Demikian disampaikan oleh PC-SPPP Kabupaten Rohul, Kabul Situmorang usai menghadiri mediasi yang mengalami jalan buntu di Kantor PKS PT SKA, Senin (26/1/2026).
"Besok akan ada mediasi di Pemda Rohul. Kita akan bawa persoalan ini keranah Pemda. Sebab, kita anggap telah terjadi perpecahan lingkungan akibat keluarnya putusan sepihak oleh Manajemen PT SKA terkait KKB,"ujarnya.
Sebelum perpecahan melebar yang dapat terjadi sesuatu yang tidak di inginkan, maka dia akan menyampaikan hal tersebut kepada pemerintah pada mediasi besok bagaimana pertangungjawaban terhadap SPPP-SKJ.
"Hal itu yang akan kita sampaikan besok, semoga Pemerintah Rohul dapat mengambil suatu kebijakan yang bisa menyambung kehidupan Masyarakat kita disini,"tegasnya.

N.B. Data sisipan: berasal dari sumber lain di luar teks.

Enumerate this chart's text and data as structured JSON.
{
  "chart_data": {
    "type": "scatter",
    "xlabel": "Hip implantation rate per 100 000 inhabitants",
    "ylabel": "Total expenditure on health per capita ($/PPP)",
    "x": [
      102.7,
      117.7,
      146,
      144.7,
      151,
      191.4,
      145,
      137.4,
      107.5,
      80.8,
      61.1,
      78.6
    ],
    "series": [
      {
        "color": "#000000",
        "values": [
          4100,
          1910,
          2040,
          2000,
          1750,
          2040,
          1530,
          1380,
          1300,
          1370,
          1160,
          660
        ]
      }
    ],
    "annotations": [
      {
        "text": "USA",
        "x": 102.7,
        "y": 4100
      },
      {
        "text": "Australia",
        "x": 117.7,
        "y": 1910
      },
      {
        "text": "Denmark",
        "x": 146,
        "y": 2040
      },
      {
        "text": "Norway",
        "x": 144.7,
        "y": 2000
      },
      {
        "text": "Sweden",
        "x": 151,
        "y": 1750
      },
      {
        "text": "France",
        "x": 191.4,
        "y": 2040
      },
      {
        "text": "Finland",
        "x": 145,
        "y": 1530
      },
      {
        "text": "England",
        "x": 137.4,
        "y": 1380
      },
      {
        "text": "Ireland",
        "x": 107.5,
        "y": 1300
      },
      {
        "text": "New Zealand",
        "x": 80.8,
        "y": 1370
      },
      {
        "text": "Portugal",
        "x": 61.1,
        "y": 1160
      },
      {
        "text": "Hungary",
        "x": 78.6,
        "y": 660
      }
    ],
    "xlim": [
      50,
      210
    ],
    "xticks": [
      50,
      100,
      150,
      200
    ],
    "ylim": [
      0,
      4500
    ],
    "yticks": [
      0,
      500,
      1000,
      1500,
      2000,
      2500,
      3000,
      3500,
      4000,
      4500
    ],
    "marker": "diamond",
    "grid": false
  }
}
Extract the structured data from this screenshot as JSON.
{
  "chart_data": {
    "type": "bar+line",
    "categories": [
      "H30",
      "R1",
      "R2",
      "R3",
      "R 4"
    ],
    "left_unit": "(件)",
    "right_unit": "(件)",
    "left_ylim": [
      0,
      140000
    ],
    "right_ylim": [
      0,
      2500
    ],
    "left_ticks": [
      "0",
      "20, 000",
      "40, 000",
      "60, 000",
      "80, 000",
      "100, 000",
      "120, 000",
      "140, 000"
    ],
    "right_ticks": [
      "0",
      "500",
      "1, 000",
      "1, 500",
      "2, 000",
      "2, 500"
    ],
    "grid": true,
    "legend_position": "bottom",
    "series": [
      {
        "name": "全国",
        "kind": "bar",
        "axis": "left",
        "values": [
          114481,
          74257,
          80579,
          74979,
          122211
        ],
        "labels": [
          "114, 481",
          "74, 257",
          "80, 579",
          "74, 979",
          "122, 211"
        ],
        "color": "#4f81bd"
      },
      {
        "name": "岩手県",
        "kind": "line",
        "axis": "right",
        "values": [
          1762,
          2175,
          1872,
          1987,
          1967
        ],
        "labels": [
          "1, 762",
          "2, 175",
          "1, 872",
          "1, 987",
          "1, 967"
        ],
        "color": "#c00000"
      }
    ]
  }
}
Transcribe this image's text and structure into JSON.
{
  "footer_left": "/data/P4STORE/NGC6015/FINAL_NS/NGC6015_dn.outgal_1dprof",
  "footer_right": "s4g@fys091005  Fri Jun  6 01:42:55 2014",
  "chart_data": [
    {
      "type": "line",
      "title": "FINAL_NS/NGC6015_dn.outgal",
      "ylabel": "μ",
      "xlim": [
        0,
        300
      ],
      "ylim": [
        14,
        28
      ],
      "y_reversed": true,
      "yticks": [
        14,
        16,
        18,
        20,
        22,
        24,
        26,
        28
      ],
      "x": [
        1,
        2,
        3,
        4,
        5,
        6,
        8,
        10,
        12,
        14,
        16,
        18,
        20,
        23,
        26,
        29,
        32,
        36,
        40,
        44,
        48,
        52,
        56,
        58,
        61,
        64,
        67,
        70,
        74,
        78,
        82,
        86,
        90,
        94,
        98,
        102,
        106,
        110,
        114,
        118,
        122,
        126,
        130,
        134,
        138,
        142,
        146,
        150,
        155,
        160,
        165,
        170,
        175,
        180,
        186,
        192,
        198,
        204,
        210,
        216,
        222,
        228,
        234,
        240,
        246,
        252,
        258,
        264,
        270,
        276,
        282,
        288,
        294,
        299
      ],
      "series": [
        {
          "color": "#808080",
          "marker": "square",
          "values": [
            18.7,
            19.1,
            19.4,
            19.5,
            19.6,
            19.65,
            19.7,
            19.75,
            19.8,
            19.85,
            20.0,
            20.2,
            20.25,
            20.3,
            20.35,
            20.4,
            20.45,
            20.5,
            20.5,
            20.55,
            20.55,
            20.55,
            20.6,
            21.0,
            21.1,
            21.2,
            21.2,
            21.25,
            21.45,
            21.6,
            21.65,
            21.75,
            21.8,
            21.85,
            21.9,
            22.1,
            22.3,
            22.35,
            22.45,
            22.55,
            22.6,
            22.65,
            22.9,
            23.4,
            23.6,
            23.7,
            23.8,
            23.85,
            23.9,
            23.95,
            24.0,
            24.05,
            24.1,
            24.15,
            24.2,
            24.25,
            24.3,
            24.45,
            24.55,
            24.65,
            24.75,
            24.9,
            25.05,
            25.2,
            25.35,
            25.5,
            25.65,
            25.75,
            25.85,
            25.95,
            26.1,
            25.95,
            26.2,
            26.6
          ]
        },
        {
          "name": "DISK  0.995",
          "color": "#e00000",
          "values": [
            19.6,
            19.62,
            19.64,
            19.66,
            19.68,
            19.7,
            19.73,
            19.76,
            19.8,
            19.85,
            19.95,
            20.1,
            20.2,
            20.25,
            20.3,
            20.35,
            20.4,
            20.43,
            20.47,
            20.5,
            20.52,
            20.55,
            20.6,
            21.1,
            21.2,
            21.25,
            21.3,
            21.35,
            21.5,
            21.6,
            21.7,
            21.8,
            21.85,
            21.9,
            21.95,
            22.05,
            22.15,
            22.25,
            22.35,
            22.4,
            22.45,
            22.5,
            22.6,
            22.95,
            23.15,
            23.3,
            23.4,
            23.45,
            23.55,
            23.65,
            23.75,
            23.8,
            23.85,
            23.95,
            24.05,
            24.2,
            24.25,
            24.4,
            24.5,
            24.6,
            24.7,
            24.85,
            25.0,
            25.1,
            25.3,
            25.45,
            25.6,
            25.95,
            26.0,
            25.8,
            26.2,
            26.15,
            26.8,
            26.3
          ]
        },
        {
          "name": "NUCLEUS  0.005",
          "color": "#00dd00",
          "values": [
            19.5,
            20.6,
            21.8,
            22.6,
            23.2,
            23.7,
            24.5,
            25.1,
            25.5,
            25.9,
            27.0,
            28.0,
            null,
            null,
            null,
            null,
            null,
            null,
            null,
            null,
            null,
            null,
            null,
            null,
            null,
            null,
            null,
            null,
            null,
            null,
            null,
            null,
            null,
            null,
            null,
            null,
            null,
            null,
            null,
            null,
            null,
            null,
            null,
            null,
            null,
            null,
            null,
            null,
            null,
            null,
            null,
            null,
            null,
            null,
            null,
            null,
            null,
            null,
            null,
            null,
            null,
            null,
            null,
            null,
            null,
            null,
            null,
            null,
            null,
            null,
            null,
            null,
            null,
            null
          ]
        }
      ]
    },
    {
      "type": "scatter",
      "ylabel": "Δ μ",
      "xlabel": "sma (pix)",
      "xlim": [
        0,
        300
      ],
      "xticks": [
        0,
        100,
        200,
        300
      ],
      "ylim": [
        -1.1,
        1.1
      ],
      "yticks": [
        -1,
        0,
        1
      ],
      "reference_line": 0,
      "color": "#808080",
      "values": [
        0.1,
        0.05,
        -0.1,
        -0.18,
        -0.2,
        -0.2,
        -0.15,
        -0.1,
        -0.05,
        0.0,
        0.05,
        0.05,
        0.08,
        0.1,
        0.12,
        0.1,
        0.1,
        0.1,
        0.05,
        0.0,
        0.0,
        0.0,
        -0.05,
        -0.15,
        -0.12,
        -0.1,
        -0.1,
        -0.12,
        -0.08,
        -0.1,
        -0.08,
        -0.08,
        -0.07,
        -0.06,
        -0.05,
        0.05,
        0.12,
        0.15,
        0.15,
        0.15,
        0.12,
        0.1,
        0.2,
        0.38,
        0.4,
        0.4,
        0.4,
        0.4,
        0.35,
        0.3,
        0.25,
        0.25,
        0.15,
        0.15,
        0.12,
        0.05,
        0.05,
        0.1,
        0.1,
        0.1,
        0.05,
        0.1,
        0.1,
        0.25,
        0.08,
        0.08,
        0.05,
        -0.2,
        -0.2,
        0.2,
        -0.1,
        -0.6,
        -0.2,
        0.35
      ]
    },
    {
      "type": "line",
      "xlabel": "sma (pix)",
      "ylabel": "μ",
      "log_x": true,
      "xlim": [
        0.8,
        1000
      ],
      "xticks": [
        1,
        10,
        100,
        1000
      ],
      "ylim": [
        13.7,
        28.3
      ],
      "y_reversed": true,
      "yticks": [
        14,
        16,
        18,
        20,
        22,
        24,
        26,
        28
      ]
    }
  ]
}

Hal itu dipaparkannya dihadapan ratusan anggota SPPP-SKJ sebagai bentuk transparansi, edukasi, aspirasi dan harapan anggota untuk bertahan hidup menafkahi keluarganya masing-masing.
"Tidak ada yang kami bohongi kepada kalian, ada baiknya jika ada kesempatan kita bersama-sama untuk mendengar langsung bagaimana tanggapan dari pemerintah,"pungkasnya.
Lantas Kabul menambahkan, bahwa Kepala Desa Sei Kuning Abdul Halik akan hadir pada mediasi tersebut. Karena yang bersangkutan adalah yang pertama mengeluarkan rekomendasi kepada PUK-SPPP SKJ.
Tentunya Pemerintah Desa Sei Kuning harus bertanggung jawab tentang keadaan ini. Kemudian, Camat Rambah Samo serta Dinas Tenaga Kerja Kabupaten Rohul.
"Kalau Pemerintah tidak bertanggungjawab, maka saya lepaskan terserah apa mau kalian. Sebab keberadaan kita disini adalah legal bukan illegal. Karena, kita telah memenuhi berbagai persyaratan legalitas,"kata dia.